The curves demonstrate that no single model dominates in terms of prediction performance across all datasets and training sizes, thus suggesting that the actual shape of these curves depends on the unique pair of an ML model and a dataset. The multi-input NN (mNN), in which gene expressions of cancer cells and molecular drug descriptors are input into separate subnetworks, outperforms a single-input NN (sNN), where the cell and drug features are concatenated for the input layer. In contrast, a GBDT with hyperparameter tuning exhibits superior performance as compared with both NNs at the lower range of training set sizes for two of the tested datasets, whereas the mNN consistently performs better at the higher range of training sizes. Moreover, the trajectory of the curves suggests that increasing the sample size is expected to further improve prediction scores of both NNs. These observations demonstrate the benefit of using learning curves to evaluate prediction models, providing a broader perspective on the overall data scaling characteristics.

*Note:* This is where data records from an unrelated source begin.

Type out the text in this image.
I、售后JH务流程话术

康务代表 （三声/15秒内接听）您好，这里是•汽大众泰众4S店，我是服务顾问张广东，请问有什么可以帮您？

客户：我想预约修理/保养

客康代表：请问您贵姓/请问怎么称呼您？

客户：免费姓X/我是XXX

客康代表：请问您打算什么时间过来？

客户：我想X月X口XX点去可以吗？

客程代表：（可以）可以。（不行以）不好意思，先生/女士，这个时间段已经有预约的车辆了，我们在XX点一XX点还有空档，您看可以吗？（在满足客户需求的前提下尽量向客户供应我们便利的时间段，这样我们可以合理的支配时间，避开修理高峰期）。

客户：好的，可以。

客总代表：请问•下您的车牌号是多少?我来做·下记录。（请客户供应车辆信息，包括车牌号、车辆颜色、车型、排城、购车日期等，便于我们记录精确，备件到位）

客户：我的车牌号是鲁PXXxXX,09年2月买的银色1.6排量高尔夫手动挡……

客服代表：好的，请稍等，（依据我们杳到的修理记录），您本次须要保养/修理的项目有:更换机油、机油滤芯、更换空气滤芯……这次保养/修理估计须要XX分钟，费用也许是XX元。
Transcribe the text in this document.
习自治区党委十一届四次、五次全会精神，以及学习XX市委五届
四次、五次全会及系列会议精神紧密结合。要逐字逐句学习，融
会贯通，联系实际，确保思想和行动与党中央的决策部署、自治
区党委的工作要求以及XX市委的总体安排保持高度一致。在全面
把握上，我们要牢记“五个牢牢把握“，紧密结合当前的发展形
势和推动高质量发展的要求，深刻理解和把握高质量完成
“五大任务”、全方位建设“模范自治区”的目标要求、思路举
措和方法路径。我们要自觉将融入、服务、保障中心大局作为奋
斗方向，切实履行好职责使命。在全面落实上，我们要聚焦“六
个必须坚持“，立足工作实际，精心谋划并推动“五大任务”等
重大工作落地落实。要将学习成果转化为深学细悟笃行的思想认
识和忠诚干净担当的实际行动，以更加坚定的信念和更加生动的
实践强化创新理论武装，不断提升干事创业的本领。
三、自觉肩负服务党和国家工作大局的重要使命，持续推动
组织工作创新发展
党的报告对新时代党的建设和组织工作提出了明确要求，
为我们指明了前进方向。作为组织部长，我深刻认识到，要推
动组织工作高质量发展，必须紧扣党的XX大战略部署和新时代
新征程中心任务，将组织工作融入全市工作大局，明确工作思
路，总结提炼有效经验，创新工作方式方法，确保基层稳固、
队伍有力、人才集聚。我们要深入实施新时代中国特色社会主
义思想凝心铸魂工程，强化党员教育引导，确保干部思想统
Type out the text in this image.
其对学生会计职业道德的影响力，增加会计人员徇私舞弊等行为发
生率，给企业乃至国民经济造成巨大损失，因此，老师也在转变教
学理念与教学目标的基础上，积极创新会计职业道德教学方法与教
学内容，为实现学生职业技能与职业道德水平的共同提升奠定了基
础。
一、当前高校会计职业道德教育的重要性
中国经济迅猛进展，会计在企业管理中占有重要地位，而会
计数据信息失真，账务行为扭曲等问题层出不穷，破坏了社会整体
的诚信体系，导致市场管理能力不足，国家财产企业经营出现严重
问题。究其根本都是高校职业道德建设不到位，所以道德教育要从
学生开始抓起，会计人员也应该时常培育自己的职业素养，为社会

A fitted power law learning curve provides a forward-looking metric for analyzing prediction performance and can serve as a co-design tool to guide experimental biologists and computational scientists in the design of future experiments in prospective research studies.
受细胞系药物敏感性数据的规模和可用性的推动,研究人员一直在开发机器学习 (ML) 模型,以预测药物反应,从而推进癌症治疗。随着药物敏感性研究继续生成药物反应数据,一个常见的问题是,现有预测模型的泛化性能是否可以通过更多的训练数据进一步提高。
我们利用经验学习曲线来评估和比较在四个细胞系药物筛选数据集上训练的两个神经网络 (NN) 和两个梯度提升决策树 (GBDT) 模型的数据缩放特性。这些学习曲线被准确地拟合到幂律模型中,为评估这些模型的数据缩放行为提供了一个框架。
曲线表明,在所有数据集和训练规模上,没有一个单一的模型在预测性能方面占主导地位,因此,这些曲线的实际形状取决于特定的 ML 模型和数据集之间的独特组合。多输入神经网络 (mNN),其中癌细胞的基因表达和分子药物描述符被输入到两个独立的子网络中,优于单输入神经网络 (sNN),其中细胞和药物特征被串联到输入层。相比之下,在两个测试数据集的训练集规模较小的范围内,具有超参数调整的 GBDT 表现优于两个 NN;而在训练集规模较大的范围内,mNN 始终表现更好。此外,曲线的轨迹表明,增加样本量有望进一步提高两个 NN 的预测分数。这些观察结果表明,使用学习曲线评估预测模型具有优势,为整体数据缩放特性提供了更广泛的视角。
拟合的幂律学习曲线为分析预测性能提供了一个前瞻性的指标,并可以作为一个共同设计工具,指导实验生物学家和计算科学家在未来的前瞻性研究中设计实验。